In Victoria on a former prison colony, two exiled groups—the farmers of Shantih and the …

Social sci-fi about non-violence

5 stars

(em português: )

Ursula K. Le Guin often writes some of the best science fiction books on specific themes: “The Dispossessed”, about anarchism; “The Left Hand of Darkness”, about gender fluidity; and “The Eye of The Heron” (1978), about non-violence.

In the latter, two groups are exiled from Earth as a kind of scum: people convicted of crimes and pacifist activists who refused to participate in society in nations at war. The convicts arrived a few generations earlier. They had been expelled from a self-destructing Earth with no more prison capacity, on a one-way trip to the prison planet. So they recreate an authoritarian and hierarchical society.

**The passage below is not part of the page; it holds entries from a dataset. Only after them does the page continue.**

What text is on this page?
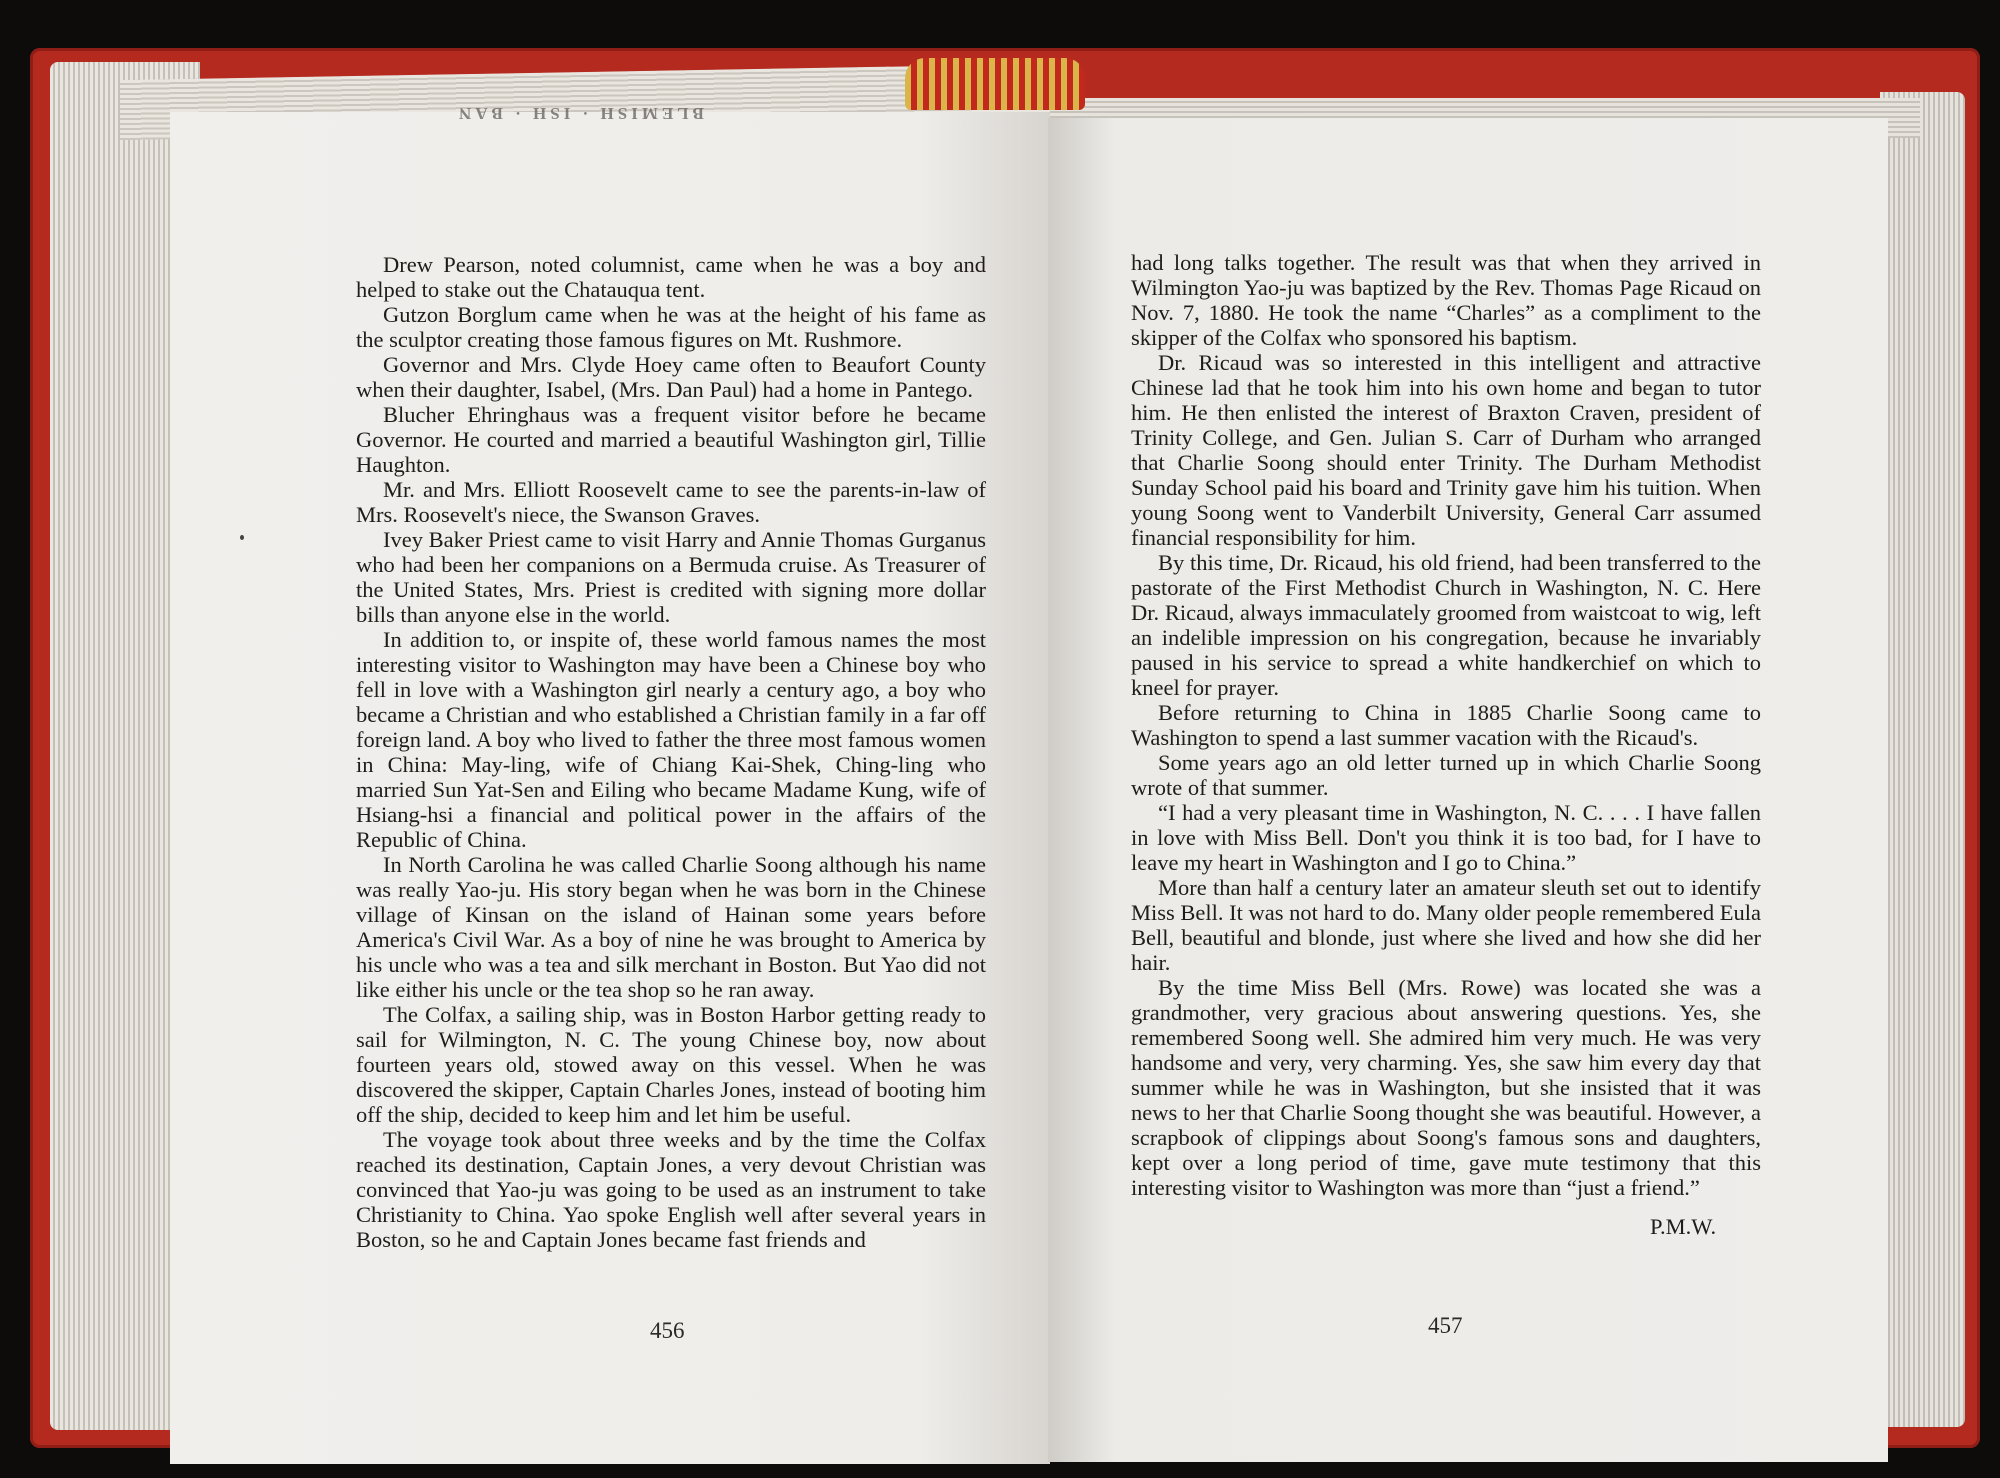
BLEMISH · ISH · BAN

Drew Pearson, noted columnist, came when he was a boy and helped to stake out the Chatauqua tent.

Gutzon Borglum came when he was at the height of his fame as the sculptor creating those famous figures on Mt. Rushmore.

Governor and Mrs. Clyde Hoey came often to Beaufort County when their daughter, Isabel, (Mrs. Dan Paul) had a home in Pantego.

Blucher Ehringhaus was a frequent visitor before he became Governor. He courted and married a beautiful Washington girl, Tillie Haughton.

Mr. and Mrs. Elliott Roosevelt came to see the parents-in-law of Mrs. Roosevelt's niece, the Swanson Graves.

Ivey Baker Priest came to visit Harry and Annie Thomas Gurganus who had been her companions on a Bermuda cruise. As Treasurer of the United States, Mrs. Priest is credited with signing more dollar bills than anyone else in the world.

In addition to, or inspite of, these world famous names the most interesting visitor to Washington may have been a Chinese boy who fell in love with a Washington girl nearly a century ago, a boy who became a Christian and who established a Christian family in a far off foreign land. A boy who lived to father the three most famous women in China: May-ling, wife of Chiang Kai-Shek, Ching-ling who married Sun Yat-Sen and Eiling who became Madame Kung, wife of Hsiang-hsi a financial and political power in the affairs of the Republic of China.

In North Carolina he was called Charlie Soong although his name was really Yao-ju. His story began when he was born in the Chinese village of Kinsan on the island of Hainan some years before America's Civil War. As a boy of nine he was brought to America by his uncle who was a tea and silk merchant in Boston. But Yao did not like either his uncle or the tea shop so he ran away.

The Colfax, a sailing ship, was in Boston Harbor getting ready to sail for Wilmington, N. C. The young Chinese boy, now about fourteen years old, stowed away on this vessel. When he was discovered the skipper, Captain Charles Jones, instead of booting him off the ship, decided to keep him and let him be useful.

The voyage took about three weeks and by the time the Colfax reached its destination, Captain Jones, a very devout Christian was convinced that Yao-ju was going to be used as an instrument to take Christianity to China. Yao spoke English well after several years in Boston, so he and Captain Jones became fast friends and

had long talks together. The result was that when they arrived in Wilmington Yao-ju was baptized by the Rev. Thomas Page Ricaud on Nov. 7, 1880. He took the name “Charles” as a compliment to the skipper of the Colfax who sponsored his baptism.

Dr. Ricaud was so interested in this intelligent and attractive Chinese lad that he took him into his own home and began to tutor him. He then enlisted the interest of Braxton Craven, president of Trinity College, and Gen. Julian S. Carr of Durham who arranged that Charlie Soong should enter Trinity. The Durham Methodist Sunday School paid his board and Trinity gave him his tuition. When young Soong went to Vanderbilt University, General Carr assumed financial responsibility for him.

By this time, Dr. Ricaud, his old friend, had been transferred to the pastorate of the First Methodist Church in Washington, N. C. Here Dr. Ricaud, always immaculately groomed from waistcoat to wig, left an indelible impression on his congregation, because he invariably paused in his service to spread a white handkerchief on which to kneel for prayer.

Before returning to China in 1885 Charlie Soong came to Washington to spend a last summer vacation with the Ricaud's.

Some years ago an old letter turned up in which Charlie Soong wrote of that summer.

“I had a very pleasant time in Washington, N. C. . . . I have fallen in love with Miss Bell. Don't you think it is too bad, for I have to leave my heart in Washington and I go to China.”

More than half a century later an amateur sleuth set out to identify Miss Bell. It was not hard to do. Many older people remembered Eula Bell, beautiful and blonde, just where she lived and how she did her hair.

By the time Miss Bell (Mrs. Rowe) was located she was a grandmother, very gracious about answering questions. Yes, she remembered Soong well. She admired him very much. He was very handsome and very, very charming. Yes, she saw him every day that summer while he was in Washington, but she insisted that it was news to her that Charlie Soong thought she was beautiful. However, a scrapbook of clippings about Soong's famous sons and daughters, kept over a long period of time, gave mute testimony that this interesting visitor to Washington was more than “just a friend.”

P.M.W.
456	457
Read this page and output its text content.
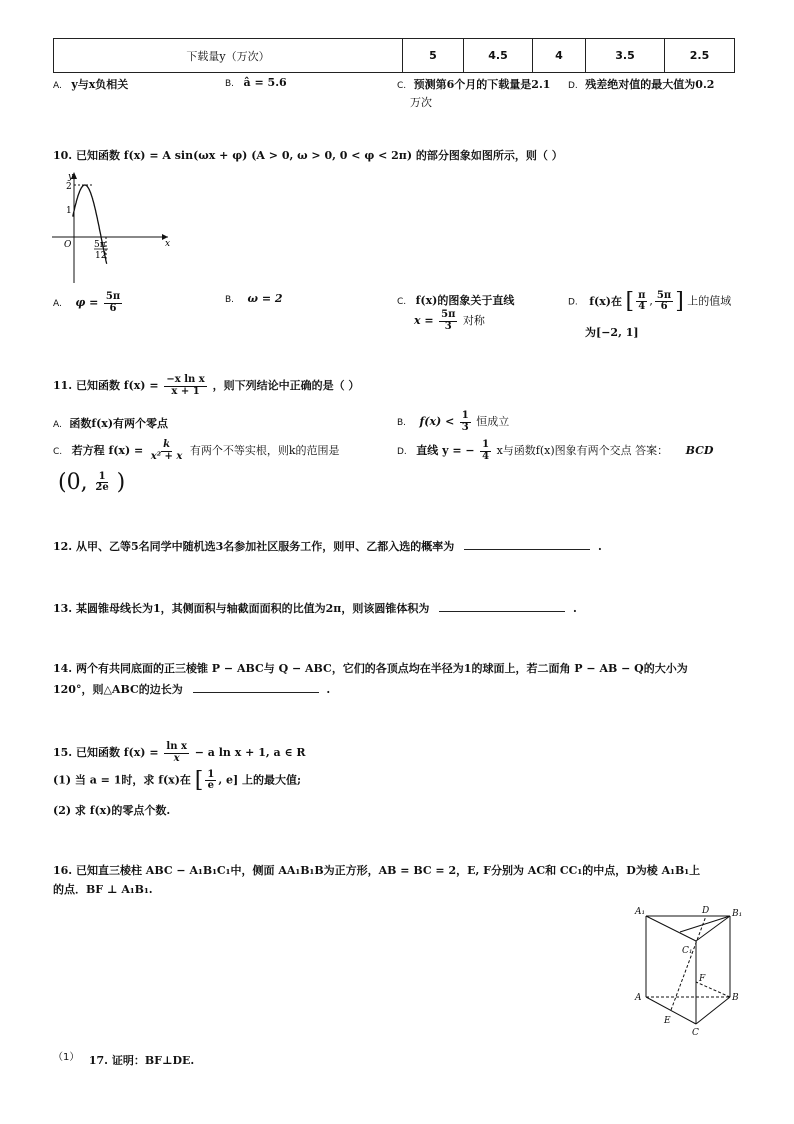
下载量y（万次）	5	4.5	4	3.5	2.5
A. y与x负相关	B. â = 5.6	C. 预测第6个月的下载量是2.1
万次
D. 残差绝对值的最大值为0.2
10. 已知函数 f(x) = A sin(ωx + φ) (A > 0, ω > 0, 0 < φ < 2π) 的部分图象如图所示，则（ ）
y
x
O
2
1
5π
12
A. $\varphi = \frac{5\pi}{6}$	B. ω = 2	C. f(x)的图象关于直线
$x = \frac{5\pi}{3}$ 对称
D. f(x)在 [ $\frac{\pi}{4}$ , $\frac{5\pi}{6}$ ] 上的值域
为[−2, 1]
11. 已知函数 $f(x) = \frac{\text{−x ln x}}{x + 1}$ ，则下列结论中正确的是（ ）
A. 函数f(x)有两个零点	B. $f(x) < \frac{1}{3}$ 恒成立
C. 若方程 $f(x) = \frac{k}{\text{x² + x}}$ 有两个不等实根，则k的范围是
(0, $\frac{1}{2e}$ )
D. 直线 y = − $\frac{1}{4}$ x与函数f(x)图象有两个交点 答案： BCD
12. 从甲、乙等5名同学中随机选3名参加社区服务工作，则甲、乙都入选的概率为	.
13. 某圆锥母线长为1，其侧面积与轴截面面积的比值为2π，则该圆锥体积为	.
14. 两个有共同底面的正三棱锥 P − ABC与 Q − ABC，它们的各顶点均在半径为1的球面上，若二面角 P − AB − Q的大小为
120°，则△ABC的边长为	.
15. 已知函数 $f(x) = \frac{\text{ln x}}{x} - a$ ln x + 1, a ∈ R
(1) 当 a = 1时，求 f(x)在 [ $\frac{1}{e}$ , e] 上的最大值;
(2) 求 f(x)的零点个数.
16. 已知直三棱柱 ABC − A₁B₁C₁中，侧面 AA₁B₁B为正方形，AB = BC = 2，E, F分别为 AC和 CC₁的中点，D为棱 A₁B₁上
的点．BF ⊥ A₁B₁.
A₁	D	B₁
C₁
F
A	B
E
C
（1） 17. 证明：BF⊥DE.
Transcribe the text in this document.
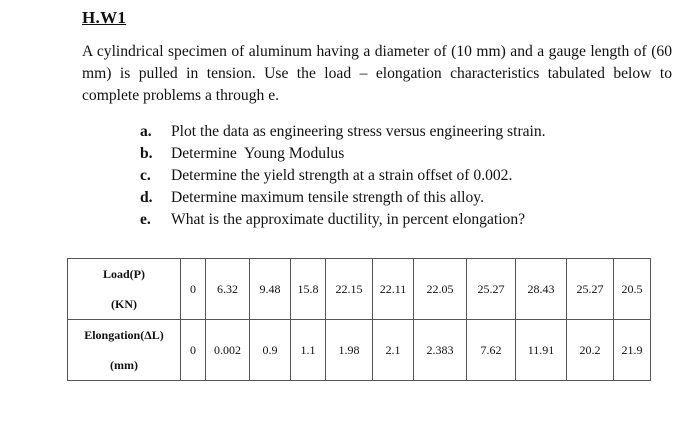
H.W1

A cylindrical specimen of aluminum having a diameter of (10 mm) and a gauge length of (60 mm) is pulled in tension. Use the load – elongation characteristics tabulated below to complete problems a through e.

a. Plot the data as engineering stress versus engineering strain.
b. Determine  Young Modulus
c. Determine the yield strength at a strain offset of 0.002.
d. Determine maximum tensile strength of this alloy.
e. What is the approximate ductility, in percent elongation?
Load(P)
(KN)	0	6.32	9.48	15.8	22.15	22.11	22.05	25.27	28.43	25.27	20.5

Elongation(ΔL)
(mm)	0	0.002	0.9	1.1	1.98	2.1	2.383	7.62	11.91	20.2	21.9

The activists, on the other hand, were adherents of non-violent direct action and gave rise to an essentially anarchist community. I'm not going to comment any further because the revelation about their history and how their exile came about are among the greatest moments.

The plot revolves around the social tension between the groups, the clash between brutality and non-violence as the basic ethical principle of a culture.

It will especially delight those who loved The Dispossessed.